Ingrid Brodnig
Ingrid Brodnig

© Alexandra Unger

#brodnig
11/03/2021

Entlarve die Lüge!

Aufklärung kann unterhaltsam sein: Ein Online-Spiel zeigt, mit welchen Methoden Falschmeldungen rund um das Coronavirus verbreitet werden.

von Ingrid Brodnig

Online-Spiele können wertvolles Wissen vermitteln. Zum Beispiel lassen sich spielerisch die Methoden aufzeigen, die häufig bei Falschmeldungen im Internet zum Einsatz kommen. Darauf deuten wissenschaftliche Untersuchungen hin: Zum Beispiel gibt es das Online-Spiel „Go Viral“, man findet es unter goviralgame.com und kann dort als Sprache Deutsch wählen. Bei diesem Game hat man den Auftrag, selbst Falschmeldungen über das Coronavirus zu erstellen – um möglichst viel Aufmerksamkeit und Likes zu sammeln.

Es handelt sich um ein interaktives Quiz, das die „Kunst der Fehlinformation“ verständlich macht.
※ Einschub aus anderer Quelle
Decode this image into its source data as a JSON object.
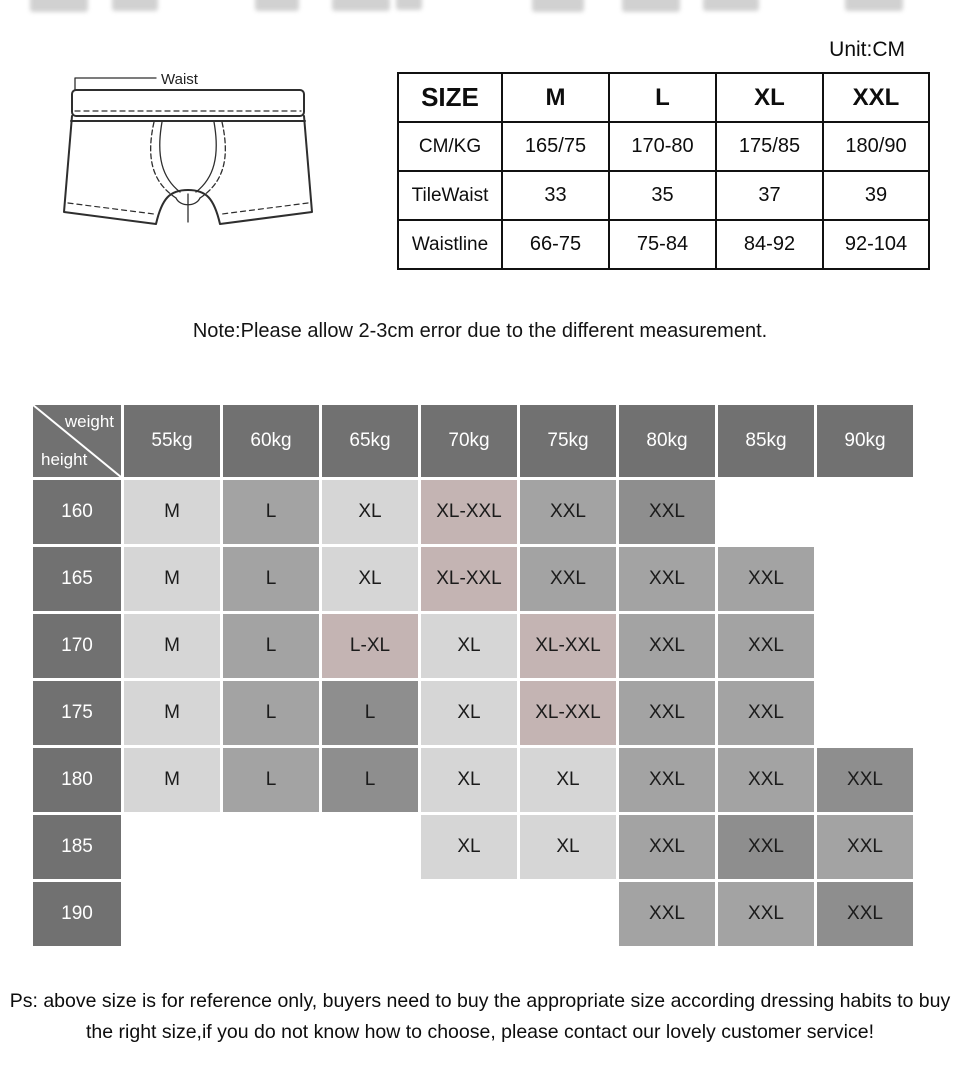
{
  "page": {
    "unit_label": "Unit:CM"
  },
  "diagram": {
    "label": "Waist"
  },
  "size_table": {
    "header": [
      "SIZE",
      "M",
      "L",
      "XL",
      "XXL"
    ],
    "rows": [
      {
        "label": "CM/KG",
        "values": [
          "165/75",
          "170-80",
          "175/85",
          "180/90"
        ]
      },
      {
        "label": "TileWaist",
        "values": [
          "33",
          "35",
          "37",
          "39"
        ]
      },
      {
        "label": "Waistline",
        "values": [
          "66-75",
          "75-84",
          "84-92",
          "92-104"
        ]
      }
    ]
  },
  "note": "Note:Please allow 2-3cm error due to the different measurement.",
  "matrix": {
    "corner": {
      "top": "weight",
      "bottom": "height"
    },
    "weights": [
      "55kg",
      "60kg",
      "65kg",
      "70kg",
      "75kg",
      "80kg",
      "85kg",
      "90kg"
    ],
    "rows": [
      {
        "height": "160",
        "cells": [
          [
            "M",
            "light"
          ],
          [
            "L",
            "mid"
          ],
          [
            "XL",
            "light"
          ],
          [
            "XL-XXL",
            "pink"
          ],
          [
            "XXL",
            "mid"
          ],
          [
            "XXL",
            "dark"
          ],
          [
            "",
            "blank"
          ],
          [
            "",
            "blank"
          ]
        ]
      },
      {
        "height": "165",
        "cells": [
          [
            "M",
            "light"
          ],
          [
            "L",
            "mid"
          ],
          [
            "XL",
            "light"
          ],
          [
            "XL-XXL",
            "pink"
          ],
          [
            "XXL",
            "mid"
          ],
          [
            "XXL",
            "mid"
          ],
          [
            "XXL",
            "mid"
          ],
          [
            "",
            "blank"
          ]
        ]
      },
      {
        "height": "170",
        "cells": [
          [
            "M",
            "light"
          ],
          [
            "L",
            "mid"
          ],
          [
            "L-XL",
            "pink"
          ],
          [
            "XL",
            "light"
          ],
          [
            "XL-XXL",
            "pink"
          ],
          [
            "XXL",
            "mid"
          ],
          [
            "XXL",
            "mid"
          ],
          [
            "",
            "blank"
          ]
        ]
      },
      {
        "height": "175",
        "cells": [
          [
            "M",
            "light"
          ],
          [
            "L",
            "mid"
          ],
          [
            "L",
            "dark"
          ],
          [
            "XL",
            "light"
          ],
          [
            "XL-XXL",
            "pink"
          ],
          [
            "XXL",
            "mid"
          ],
          [
            "XXL",
            "mid"
          ],
          [
            "",
            "blank"
          ]
        ]
      },
      {
        "height": "180",
        "cells": [
          [
            "M",
            "light"
          ],
          [
            "L",
            "mid"
          ],
          [
            "L",
            "dark"
          ],
          [
            "XL",
            "light"
          ],
          [
            "XL",
            "light"
          ],
          [
            "XXL",
            "mid"
          ],
          [
            "XXL",
            "mid"
          ],
          [
            "XXL",
            "dark"
          ]
        ]
      },
      {
        "height": "185",
        "cells": [
          [
            "",
            "blank"
          ],
          [
            "",
            "blank"
          ],
          [
            "",
            "blank"
          ],
          [
            "XL",
            "light"
          ],
          [
            "XL",
            "light"
          ],
          [
            "XXL",
            "mid"
          ],
          [
            "XXL",
            "dark"
          ],
          [
            "XXL",
            "mid"
          ]
        ]
      },
      {
        "height": "190",
        "cells": [
          [
            "",
            "blank"
          ],
          [
            "",
            "blank"
          ],
          [
            "",
            "blank"
          ],
          [
            "",
            "blank"
          ],
          [
            "",
            "blank"
          ],
          [
            "XXL",
            "mid"
          ],
          [
            "XXL",
            "mid"
          ],
          [
            "XXL",
            "dark"
          ]
        ]
      }
    ]
  },
  "footer": {
    "lines": [
      "Ps: above size is for reference only, buyers need to buy the appropriate size according dressing habits to buy",
      "the right size,if you do not know how to choose, please contact our lovely customer service!"
    ]
  },
  "colors": {
    "header_bg": "#717171",
    "light": "#d6d6d6",
    "mid": "#a3a3a3",
    "dark": "#8e8e8e",
    "pink": "#c4b4b3",
    "blank": "#ffffff",
    "table_border": "#111111"
  }
}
Denn häufig nutzen unseriöse Accounts wiederkehrende Tricks: Beispielsweise sind viele Falschmeldungen extrem aufwühlend, es wird von „alarmierenden“ Ergebnissen berichtet, die angeblich geheim gehalten werden. Hierbei handelt es sich um die Methode der Emotionalisierung. Ein anderer Trick ist, sich auf Fake-Expert:innen zu beziehen: Das sind Personen, die keine Expertise rund um SARS-CoV-2 oder die Corona-Impfung haben, die aber mit ihren spektakulären Meinungen trotzdem online gerne zitiert werden.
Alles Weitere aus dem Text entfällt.